# Revell 69 Camaro SS



## pejota (Mar 14, 2008)

The main goal of this build was to focus on painting the body. Especially since i was trying to recreate a paint job i did on a 1/10th scale R/C car i painted a few years ago.

The R/C car...









Technically, that's a 68 by HPI Racing Products for a class called Vintage Trans Am.

Anyway, i used the engine from this kit on another project. I also haven't really put much effort into detailing the interior or the chassis. I really just wanted to focus on prepping the body and doing a two-tone paint scheme. Needless to say, learned a lot so far. I have some 1/16th inch white pinstriping tape coming from Megahobby, along with two other kits i want.



















Guess who didn't think about the possibility of overspray from the inside? THIS GUY!!! Damn.

Anyway, i think the black looks beautiful so far. It's Krylon gloss black. The orange is a good color, but the luster is way off compared to the black. It's Ace Hardware brand. 

The question is, do i mask the black off and repaint the orange? Do i leave it as a reminder to mask better and avoid the overspray? I know i'm going to wait until the pinstripe gets here before i do anything. I still haven't tried any polishing compound or clear coat. 

As for the decals and numbers, i do have a vinyl cutter. I was going to make my own "meatball" numbers for the car. I've also been looking at Slixx contingency decals, but that's down the road a bit...

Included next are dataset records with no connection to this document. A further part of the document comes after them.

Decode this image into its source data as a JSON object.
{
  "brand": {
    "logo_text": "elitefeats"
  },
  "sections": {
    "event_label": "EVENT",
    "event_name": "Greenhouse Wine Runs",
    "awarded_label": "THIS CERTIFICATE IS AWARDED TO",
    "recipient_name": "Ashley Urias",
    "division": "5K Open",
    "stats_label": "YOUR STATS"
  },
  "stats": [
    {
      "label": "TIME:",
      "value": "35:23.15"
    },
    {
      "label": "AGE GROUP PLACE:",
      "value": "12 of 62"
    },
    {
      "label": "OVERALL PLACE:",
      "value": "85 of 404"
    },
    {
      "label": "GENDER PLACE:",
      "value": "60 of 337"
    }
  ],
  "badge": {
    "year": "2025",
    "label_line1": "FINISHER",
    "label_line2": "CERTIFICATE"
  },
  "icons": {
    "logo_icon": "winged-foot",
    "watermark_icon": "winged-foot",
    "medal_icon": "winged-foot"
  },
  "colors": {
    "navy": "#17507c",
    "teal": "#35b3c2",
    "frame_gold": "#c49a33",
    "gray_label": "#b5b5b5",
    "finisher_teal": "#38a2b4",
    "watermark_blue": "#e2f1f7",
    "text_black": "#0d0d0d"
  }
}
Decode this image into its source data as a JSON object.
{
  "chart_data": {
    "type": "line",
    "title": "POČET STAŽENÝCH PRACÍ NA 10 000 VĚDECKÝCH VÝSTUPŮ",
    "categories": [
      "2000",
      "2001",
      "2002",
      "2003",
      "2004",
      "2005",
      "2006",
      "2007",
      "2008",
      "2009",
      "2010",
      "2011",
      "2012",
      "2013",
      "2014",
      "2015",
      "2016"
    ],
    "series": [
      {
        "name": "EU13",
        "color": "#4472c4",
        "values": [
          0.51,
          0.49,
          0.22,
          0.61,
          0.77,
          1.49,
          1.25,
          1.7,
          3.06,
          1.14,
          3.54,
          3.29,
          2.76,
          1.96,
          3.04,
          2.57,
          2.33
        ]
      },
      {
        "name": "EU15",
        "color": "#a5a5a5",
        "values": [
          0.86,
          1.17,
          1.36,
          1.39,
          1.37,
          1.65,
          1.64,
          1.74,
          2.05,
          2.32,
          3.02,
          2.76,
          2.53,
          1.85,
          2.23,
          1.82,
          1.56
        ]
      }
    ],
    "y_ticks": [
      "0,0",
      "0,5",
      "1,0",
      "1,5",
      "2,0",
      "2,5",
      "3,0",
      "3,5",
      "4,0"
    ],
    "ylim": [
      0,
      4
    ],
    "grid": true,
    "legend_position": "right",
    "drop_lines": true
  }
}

Suggestions are more than welcome! Thanks!!


----------



## pejota (Mar 14, 2008)

Calling it finished.

Learned a ton on this project and I will be doing it again to really match the R/C car in the first pic. I made a ton of mistakes on this one, but you can't learn everything at once. Once i get the vinyl cutter out i'll post some final pics with the numbers on it.


----------



## scottnkat (May 11, 2006)

looks pretty good, man!


----------



## dge467 (Jul 6, 2012)

Looks like you saved the paint pretty well. Colors work together nicely!


----------



## Stangfreak (Jun 7, 2007)

*Excellent paint job. Very well done !*


----------



## 1976Cordoba (Sep 20, 2000)

Paint is funny - once company's gloss paint can be matte finish when compared to another's. I just try to stick to same brand if possible. Car looks sweet in two-tone :thumbsup:


----------